Le basi di raffreddamento per laptop sono dispositivi piuttosto diffusi che, seppur utilizzati da moltissimi utenti, godono di poca attenzione. In pochi, però, sanno che esistono due tipi di basi di raffreddamento: potrai scegliere se acquistare una piattaforma attiva o una passiva. Una piattaforma a raffreddamento attivo, include delle ventole alimentata via USB che, grazie a una posizione strategica, aumentano il circolo dell’aria, raffreddando il PC.

Un pad di raffreddamento passivo per laptop invece raffredda il computer “catturando” il calore.
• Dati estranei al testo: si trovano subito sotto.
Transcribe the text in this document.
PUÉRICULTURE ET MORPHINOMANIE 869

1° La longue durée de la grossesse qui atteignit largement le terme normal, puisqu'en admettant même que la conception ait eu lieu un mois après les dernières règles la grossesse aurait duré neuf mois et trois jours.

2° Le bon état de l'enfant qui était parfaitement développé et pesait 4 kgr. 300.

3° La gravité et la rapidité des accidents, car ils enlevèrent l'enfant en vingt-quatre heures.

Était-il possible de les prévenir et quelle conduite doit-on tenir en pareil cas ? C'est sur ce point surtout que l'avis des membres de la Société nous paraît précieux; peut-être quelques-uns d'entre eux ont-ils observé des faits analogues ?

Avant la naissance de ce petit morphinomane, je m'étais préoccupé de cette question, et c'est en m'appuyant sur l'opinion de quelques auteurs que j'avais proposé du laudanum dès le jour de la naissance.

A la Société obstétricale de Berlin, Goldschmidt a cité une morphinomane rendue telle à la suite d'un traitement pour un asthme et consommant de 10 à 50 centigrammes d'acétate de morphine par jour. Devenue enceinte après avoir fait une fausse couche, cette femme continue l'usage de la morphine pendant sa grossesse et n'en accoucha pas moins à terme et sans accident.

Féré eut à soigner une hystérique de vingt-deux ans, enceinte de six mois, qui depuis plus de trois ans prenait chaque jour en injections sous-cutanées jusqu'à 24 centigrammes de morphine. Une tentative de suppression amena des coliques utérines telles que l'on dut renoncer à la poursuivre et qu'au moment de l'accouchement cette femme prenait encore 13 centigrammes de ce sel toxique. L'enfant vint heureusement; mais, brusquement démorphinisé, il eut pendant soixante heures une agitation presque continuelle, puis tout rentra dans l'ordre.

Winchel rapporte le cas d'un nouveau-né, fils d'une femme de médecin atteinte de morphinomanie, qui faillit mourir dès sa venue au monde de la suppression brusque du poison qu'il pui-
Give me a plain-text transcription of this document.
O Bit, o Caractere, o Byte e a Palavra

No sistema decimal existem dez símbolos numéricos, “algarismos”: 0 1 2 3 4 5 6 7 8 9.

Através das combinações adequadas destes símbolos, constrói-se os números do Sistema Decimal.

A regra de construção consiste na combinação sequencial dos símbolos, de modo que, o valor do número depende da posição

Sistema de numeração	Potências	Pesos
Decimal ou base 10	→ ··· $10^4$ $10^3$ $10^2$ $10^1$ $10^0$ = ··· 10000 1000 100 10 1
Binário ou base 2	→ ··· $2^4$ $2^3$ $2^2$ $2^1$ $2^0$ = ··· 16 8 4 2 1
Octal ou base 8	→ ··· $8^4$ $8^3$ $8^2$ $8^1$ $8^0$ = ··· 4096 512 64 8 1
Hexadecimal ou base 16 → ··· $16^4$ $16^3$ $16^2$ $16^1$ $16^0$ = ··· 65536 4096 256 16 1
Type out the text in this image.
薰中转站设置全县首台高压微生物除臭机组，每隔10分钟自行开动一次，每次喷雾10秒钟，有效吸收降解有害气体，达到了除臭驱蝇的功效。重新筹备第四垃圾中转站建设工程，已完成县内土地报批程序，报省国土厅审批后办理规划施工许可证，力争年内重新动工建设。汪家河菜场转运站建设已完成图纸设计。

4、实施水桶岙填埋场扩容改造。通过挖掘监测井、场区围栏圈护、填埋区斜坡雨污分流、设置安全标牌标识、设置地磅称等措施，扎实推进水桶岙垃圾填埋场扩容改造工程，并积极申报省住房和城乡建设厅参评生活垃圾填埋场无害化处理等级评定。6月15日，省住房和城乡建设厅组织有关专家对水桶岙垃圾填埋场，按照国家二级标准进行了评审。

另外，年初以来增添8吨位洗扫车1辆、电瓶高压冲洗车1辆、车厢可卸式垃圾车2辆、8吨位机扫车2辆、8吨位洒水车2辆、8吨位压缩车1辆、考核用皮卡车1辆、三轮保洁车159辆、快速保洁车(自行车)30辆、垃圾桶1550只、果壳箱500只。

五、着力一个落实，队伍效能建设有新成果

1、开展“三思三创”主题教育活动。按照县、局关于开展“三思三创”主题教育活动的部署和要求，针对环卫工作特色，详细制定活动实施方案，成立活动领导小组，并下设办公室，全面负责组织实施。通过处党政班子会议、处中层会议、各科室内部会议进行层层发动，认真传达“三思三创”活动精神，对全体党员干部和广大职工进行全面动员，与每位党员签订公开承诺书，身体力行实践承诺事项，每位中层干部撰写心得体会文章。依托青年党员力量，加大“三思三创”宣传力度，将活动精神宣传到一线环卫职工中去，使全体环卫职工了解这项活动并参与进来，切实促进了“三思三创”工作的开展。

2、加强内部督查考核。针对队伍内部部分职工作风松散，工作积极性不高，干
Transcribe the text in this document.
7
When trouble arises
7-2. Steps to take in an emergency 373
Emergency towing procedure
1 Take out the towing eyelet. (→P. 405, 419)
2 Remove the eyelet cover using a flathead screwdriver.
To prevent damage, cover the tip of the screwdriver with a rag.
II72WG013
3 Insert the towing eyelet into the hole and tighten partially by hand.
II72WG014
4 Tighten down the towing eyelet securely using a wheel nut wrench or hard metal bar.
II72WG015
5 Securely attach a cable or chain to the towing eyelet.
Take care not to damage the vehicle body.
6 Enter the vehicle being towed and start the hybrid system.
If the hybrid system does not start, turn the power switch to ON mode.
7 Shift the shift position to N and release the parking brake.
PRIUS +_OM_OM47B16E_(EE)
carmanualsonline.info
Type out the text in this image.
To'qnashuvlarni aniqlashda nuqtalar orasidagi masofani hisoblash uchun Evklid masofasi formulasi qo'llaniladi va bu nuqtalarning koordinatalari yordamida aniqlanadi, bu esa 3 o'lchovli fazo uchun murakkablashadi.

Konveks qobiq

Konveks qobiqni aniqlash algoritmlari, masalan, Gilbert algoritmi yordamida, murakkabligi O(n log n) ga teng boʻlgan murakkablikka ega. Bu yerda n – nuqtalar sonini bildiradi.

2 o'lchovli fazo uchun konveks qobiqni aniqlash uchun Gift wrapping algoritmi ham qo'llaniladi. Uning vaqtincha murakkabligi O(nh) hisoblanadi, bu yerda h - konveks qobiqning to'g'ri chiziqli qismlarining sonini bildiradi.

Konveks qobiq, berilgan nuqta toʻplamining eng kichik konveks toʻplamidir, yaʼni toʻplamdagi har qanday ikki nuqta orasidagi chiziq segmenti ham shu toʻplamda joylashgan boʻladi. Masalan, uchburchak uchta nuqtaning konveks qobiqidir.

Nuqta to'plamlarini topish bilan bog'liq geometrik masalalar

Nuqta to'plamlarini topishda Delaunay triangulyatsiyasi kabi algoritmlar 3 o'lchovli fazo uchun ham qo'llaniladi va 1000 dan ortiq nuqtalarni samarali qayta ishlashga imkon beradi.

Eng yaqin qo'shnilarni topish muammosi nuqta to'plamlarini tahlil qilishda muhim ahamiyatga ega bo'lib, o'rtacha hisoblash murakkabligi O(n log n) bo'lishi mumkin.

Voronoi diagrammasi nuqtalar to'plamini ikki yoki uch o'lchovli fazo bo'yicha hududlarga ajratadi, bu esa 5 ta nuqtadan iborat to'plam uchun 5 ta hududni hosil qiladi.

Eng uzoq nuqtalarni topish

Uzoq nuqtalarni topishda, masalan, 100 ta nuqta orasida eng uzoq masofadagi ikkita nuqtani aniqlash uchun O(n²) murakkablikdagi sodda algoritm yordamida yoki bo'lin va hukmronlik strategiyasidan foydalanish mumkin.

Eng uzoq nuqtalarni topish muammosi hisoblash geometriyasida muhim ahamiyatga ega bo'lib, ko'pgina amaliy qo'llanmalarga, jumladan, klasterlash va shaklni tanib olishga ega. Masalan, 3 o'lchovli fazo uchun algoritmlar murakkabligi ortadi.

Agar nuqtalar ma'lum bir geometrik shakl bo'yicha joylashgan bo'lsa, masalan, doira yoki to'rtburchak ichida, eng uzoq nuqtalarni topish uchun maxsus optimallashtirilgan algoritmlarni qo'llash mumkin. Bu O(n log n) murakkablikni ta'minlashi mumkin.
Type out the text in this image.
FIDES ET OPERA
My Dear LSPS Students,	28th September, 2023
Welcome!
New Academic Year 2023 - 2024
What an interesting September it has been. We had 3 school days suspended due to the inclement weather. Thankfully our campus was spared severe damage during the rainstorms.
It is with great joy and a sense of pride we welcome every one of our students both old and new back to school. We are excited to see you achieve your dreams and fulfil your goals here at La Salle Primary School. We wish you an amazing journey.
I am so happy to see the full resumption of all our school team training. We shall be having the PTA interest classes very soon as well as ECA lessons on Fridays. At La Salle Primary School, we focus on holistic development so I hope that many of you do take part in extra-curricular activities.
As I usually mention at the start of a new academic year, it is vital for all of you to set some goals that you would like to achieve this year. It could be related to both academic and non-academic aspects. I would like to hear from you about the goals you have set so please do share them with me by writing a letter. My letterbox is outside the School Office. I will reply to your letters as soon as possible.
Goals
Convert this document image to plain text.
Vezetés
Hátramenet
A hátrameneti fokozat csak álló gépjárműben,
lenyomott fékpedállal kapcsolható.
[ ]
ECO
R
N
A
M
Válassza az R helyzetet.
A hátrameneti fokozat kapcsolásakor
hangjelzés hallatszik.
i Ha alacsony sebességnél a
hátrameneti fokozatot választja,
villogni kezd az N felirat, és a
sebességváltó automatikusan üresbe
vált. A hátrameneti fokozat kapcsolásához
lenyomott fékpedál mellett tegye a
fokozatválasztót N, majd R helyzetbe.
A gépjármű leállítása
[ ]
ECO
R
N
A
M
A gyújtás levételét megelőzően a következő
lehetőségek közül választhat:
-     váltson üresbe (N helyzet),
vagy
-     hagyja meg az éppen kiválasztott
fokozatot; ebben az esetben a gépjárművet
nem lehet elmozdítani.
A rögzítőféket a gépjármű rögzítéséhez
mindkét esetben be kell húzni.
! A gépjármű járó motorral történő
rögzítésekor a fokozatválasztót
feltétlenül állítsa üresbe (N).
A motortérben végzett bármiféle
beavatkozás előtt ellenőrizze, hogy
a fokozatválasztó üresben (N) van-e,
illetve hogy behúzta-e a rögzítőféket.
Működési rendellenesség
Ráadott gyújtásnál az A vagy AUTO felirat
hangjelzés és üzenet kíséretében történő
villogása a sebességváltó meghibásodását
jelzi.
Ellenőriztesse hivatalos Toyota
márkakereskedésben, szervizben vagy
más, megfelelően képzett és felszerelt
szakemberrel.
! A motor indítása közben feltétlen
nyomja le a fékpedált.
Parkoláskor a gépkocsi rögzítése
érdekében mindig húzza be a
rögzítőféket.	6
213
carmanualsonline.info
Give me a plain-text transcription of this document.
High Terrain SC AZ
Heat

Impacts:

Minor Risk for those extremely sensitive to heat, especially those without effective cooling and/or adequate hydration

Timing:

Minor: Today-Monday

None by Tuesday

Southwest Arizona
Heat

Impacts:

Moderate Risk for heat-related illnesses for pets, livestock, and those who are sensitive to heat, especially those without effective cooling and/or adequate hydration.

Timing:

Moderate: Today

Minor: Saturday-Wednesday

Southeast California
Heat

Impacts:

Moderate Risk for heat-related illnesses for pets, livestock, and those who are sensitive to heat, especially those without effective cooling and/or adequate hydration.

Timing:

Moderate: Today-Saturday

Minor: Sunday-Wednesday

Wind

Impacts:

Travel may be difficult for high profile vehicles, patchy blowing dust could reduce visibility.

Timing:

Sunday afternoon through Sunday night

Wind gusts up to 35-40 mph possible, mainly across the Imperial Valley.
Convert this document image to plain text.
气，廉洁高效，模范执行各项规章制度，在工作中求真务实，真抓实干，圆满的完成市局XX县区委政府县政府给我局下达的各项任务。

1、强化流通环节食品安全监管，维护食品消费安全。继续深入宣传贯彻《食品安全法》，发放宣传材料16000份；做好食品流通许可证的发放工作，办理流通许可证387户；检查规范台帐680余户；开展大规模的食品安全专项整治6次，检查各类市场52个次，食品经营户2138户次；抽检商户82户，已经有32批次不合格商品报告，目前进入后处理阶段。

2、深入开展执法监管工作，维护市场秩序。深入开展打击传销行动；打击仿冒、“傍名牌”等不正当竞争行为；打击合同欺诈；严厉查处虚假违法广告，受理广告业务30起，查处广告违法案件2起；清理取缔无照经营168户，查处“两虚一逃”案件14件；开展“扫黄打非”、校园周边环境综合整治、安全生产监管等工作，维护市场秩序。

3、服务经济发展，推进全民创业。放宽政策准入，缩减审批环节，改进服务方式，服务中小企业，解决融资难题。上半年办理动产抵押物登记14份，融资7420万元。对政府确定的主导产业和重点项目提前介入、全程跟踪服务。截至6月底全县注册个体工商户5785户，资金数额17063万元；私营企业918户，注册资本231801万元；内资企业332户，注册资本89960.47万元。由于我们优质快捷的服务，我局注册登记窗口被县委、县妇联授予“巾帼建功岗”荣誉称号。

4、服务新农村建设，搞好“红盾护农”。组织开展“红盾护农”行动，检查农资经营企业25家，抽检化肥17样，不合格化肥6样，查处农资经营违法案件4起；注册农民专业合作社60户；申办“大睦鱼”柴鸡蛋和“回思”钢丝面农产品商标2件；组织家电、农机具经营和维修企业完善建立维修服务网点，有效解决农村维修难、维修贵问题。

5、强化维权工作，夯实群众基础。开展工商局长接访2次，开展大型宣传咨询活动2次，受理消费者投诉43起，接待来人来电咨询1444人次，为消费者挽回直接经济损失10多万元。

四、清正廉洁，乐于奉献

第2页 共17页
In sostanza, si tratta di un conduttore di calore ad alta efficienza che consente alla base di raffreddamento di assorbire il calore dal laptop per dissiparlo nell’aria. Sotto questo punto di vista, il funzionamento è molto simile a un dissipatore di calore presente su qualunque tipo di CPU: attraverso questo, ad esempio, il processore riesce a dissipare il calore allontanandolo dai componenti più sensibili.

Le basi di raffreddamento attive risultano generalmente più economiche, anche se presentano alcuni svantaggi: infatti sono spesso rumorose e necessitano di alimentazione via USB o altre fonti. Le piattaforme passive, di contro, sono più costose ma lavorano senza necessità di energia e senza emettere rumore.

Perché acquistare un dispositivo di questo tipo?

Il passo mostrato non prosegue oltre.